Doctors also often cited inadequate payment rates, costly resources and burdensome regulatory and administrative requirements as key factors in the decision to sell practices to hospitals, private equity firms or insurers. 

When asked to identify the motivations for a sale, the need to “better negotiate higher payment rates with payers” garnered the highest response (70.8%) from physicians.

Physicians also pointed to the need to "improve access to costly resources” (64.9%) and “better manage payers’ regulatory and administrative requirements” (63.6%). These were the top three reasons, regardless of whether the practice was sold before or after 2019, Kane noted in the report.

Physicians also cited the need to “ease participation in risk-based payment models” (55.1%). Being able to better compete for employees in the labor market was also cited as a key factor.

"These are longstanding issues that have contributed to the erosion of physicians in small, physician-owned practices and continue to do so. In addition, the reasons given by physicians align with research which shows that markets with larger physician practices and with a greater degree of physician–hospital consolidation have higher prices for physician services," Kane wrote.

Digging into physician practice trends

Private practice by specialty:

The extent to which physicians remain in private practice varies greatly across specialties, with the highest shares among physicians in surgical subspecialties. Ophthalmology, with 70.4% of physicians in private practice in 2024, was, by far, the specialty with the largest share. Second was orthopedic surgery (54%) followed by other surgical subspecialties with a combined share of 51.2%.

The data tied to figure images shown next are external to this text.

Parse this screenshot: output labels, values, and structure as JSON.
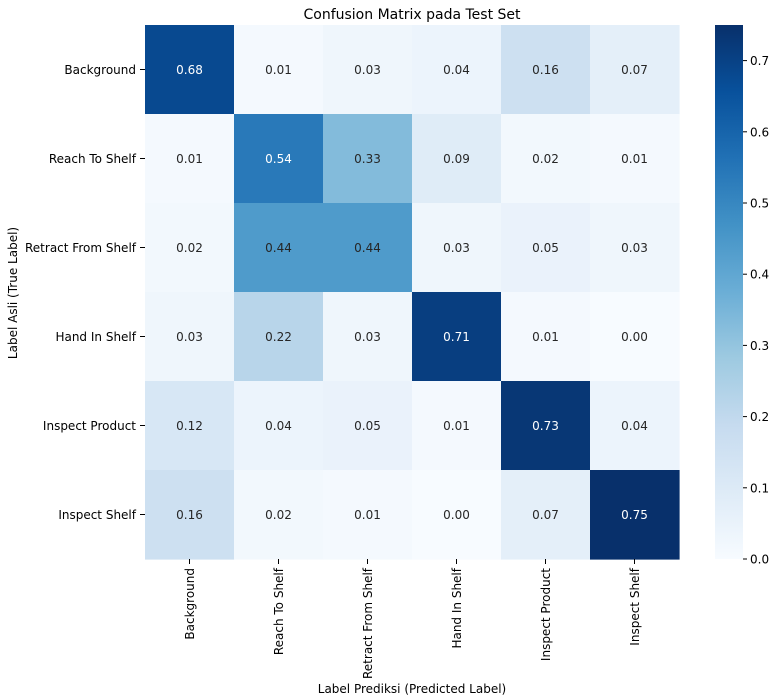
{
  "chart_data": {
    "type": "heatmap",
    "title": "Confusion Matrix pada Test Set",
    "xlabel": "Label Prediksi (Predicted Label)",
    "ylabel": "Label Asli (True Label)",
    "x_categories": [
      "Background",
      "Reach To Shelf",
      "Retract From Shelf",
      "Hand In Shelf",
      "Inspect Product",
      "Inspect Shelf"
    ],
    "y_categories": [
      "Background",
      "Reach To Shelf",
      "Retract From Shelf",
      "Hand In Shelf",
      "Inspect Product",
      "Inspect Shelf"
    ],
    "values": [
      [
        0.68,
        0.01,
        0.03,
        0.04,
        0.16,
        0.07
      ],
      [
        0.01,
        0.54,
        0.33,
        0.09,
        0.02,
        0.01
      ],
      [
        0.02,
        0.44,
        0.44,
        0.03,
        0.05,
        0.03
      ],
      [
        0.03,
        0.22,
        0.03,
        0.71,
        0.01,
        0.0
      ],
      [
        0.12,
        0.04,
        0.05,
        0.01,
        0.73,
        0.04
      ],
      [
        0.16,
        0.02,
        0.01,
        0.0,
        0.07,
        0.75
      ]
    ],
    "cell_labels": [
      [
        "0.68",
        "0.01",
        "0.03",
        "0.04",
        "0.16",
        "0.07"
      ],
      [
        "0.01",
        "0.54",
        "0.33",
        "0.09",
        "0.02",
        "0.01"
      ],
      [
        "0.02",
        "0.44",
        "0.44",
        "0.03",
        "0.05",
        "0.03"
      ],
      [
        "0.03",
        "0.22",
        "0.03",
        "0.71",
        "0.01",
        "0.00"
      ],
      [
        "0.12",
        "0.04",
        "0.05",
        "0.01",
        "0.73",
        "0.04"
      ],
      [
        "0.16",
        "0.02",
        "0.01",
        "0.00",
        "0.07",
        "0.75"
      ]
    ],
    "colormap": "Blues",
    "colorbar": {
      "range": [
        0.0,
        0.75
      ],
      "ticks": [
        0.0,
        0.1,
        0.2,
        0.3,
        0.4,
        0.5,
        0.6,
        0.7
      ],
      "tick_labels": [
        "0.0",
        "0.1",
        "0.2",
        "0.3",
        "0.4",
        "0.5",
        "0.6",
        "0.7"
      ]
    },
    "grid": false
  }
}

Timing of practice acquisitions:

Across all physicians in hospital-, insurer-, or private equity-owned practices, 15.1% were purchased in the past 5 years, after 2019. 15.3% in the five years prior to that (between 2015 and 2019), and 41.6% before 2015. Twenty-eight percent of physicians were not sure. 

Practice ownership by private equity firms is a relatively more recent phenomenon than ownership by hospitals, Kane noted in the report. Thirty-eight percent of physicians in private equity-owned practices said they had been acquired in the past five years. In contrast, 10% of physicians in hospital-owned practices were acquired in that time frame. 

Trends in practice size:

The data on practice size highlight the continued erosion of small practices. Between 2012 and 2024, the share of physicians in practices with 10 or fewer physicians fell from 61.4% to 47.4%, a 14 percentage point decrease. Further, the share of physicians in practices with 50 or more physicians increased from less than 5% in the early 1980s to 12.2% in 2012 and 18.3% in 2024.   

Private practices are markedly smaller, with almost half of private practice physicians in practices with five or fewer physicians compared only 16.1% and 12.9% of physicians in hospital-owned and private equity-owned practices, respectively.